Their fieldwork took place some time ago (in Deborah Mattinson’s case, in early 2020) and both books were published before the autumn of 2021, when Boris Johnson’s government made a series of missteps that have cost it crucial support. If the polls are to be believed, the Tories wouldn’t hold many of these seats in an election now. But there could be nearly three years to go before the next election, and as Harold Wilson said, a week is a long time in politics. So Labour still needs to know how it lost those seats in 2019. After all, as Mattinson points out, it needs a net gain of 124 seats next time if it wants an absolute majority of just one. So it needs these seats back. Besides, both these writers are politically influential and their opinions on the Red Wall are of more than passing interest, whatever the polls may have done since.

First, Sebastian Payne.

*
In 2020 and 2021 Payne braved the COVID pandemic to visit the so-called Red Wall seats. Broken Heartlands: A Journey Through Labour’s Lost England is the result. On the basis of this book, I’d say that Payne is a Tory – perhaps with political ambitions of his own. But he’s a good journalist; he’s talked to a lot of people from both sides, and the fact that he’s himself from Gateshead will have helped. At the end, you don’t have to accept his conclusions. This is a good enough book to help you reach your own.

Not liked in the North?

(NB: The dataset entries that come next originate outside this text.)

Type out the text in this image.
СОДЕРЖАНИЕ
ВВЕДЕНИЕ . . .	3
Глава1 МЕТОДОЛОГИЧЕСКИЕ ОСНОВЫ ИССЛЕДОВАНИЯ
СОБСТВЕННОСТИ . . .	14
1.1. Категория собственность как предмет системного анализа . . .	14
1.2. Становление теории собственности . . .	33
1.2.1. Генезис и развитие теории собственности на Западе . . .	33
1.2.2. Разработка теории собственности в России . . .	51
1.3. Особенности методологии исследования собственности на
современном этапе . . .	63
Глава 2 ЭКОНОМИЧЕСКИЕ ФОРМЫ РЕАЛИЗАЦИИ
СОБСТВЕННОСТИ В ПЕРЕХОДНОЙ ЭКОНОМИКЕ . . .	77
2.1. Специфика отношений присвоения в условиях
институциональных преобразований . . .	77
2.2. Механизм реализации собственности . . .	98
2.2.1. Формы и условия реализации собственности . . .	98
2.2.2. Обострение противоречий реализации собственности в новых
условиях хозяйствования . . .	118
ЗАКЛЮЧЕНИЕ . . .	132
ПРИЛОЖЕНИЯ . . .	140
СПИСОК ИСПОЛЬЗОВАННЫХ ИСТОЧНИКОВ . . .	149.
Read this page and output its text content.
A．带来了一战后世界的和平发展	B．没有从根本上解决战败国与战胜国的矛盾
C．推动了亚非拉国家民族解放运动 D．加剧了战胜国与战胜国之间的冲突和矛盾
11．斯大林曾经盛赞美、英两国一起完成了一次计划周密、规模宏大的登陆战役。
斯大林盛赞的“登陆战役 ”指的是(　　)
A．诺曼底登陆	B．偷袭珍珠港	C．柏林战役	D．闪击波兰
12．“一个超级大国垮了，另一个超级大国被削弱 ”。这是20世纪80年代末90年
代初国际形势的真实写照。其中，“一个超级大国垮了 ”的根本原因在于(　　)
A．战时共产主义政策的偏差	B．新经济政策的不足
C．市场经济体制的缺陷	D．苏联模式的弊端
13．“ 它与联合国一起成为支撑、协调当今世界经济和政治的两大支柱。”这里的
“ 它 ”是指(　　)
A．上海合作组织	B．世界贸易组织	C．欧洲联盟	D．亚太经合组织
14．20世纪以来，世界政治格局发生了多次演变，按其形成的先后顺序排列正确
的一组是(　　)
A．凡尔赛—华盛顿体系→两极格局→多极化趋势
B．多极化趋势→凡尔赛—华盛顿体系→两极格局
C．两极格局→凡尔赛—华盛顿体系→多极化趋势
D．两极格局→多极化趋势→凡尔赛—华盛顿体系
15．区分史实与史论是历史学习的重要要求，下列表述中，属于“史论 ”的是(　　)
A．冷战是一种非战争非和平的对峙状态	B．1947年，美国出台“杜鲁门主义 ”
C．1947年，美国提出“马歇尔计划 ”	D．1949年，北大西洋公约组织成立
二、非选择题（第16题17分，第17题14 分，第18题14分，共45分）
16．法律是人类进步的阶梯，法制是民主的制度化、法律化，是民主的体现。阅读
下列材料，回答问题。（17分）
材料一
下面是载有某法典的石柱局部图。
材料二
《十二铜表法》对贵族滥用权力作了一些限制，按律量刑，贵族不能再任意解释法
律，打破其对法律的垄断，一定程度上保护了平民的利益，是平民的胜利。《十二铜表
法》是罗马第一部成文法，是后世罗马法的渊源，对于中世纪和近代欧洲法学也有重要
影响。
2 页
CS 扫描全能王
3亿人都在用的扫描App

Corbyn visits a hospital
not long before the 2019 election

 
Payne sees two immediate causes of Labour’s defeat in the Red Wall; party leader Jeremy Corbyn, and Brexit. One of Tony Blair’s senior ministers, Alan Johnson, now retired from front-line politics, tells Payne that Corbyn is at least partly responsible for 2019. “Absolutely no question, they hated Corbyn,” he tells Payne. “They had sussed out his hard-left politics, his lack of patriotism, this view of the working class, a patronising view, that we have no agency whatsoever, we have to be moulded and directed by middle-class people from Islington.”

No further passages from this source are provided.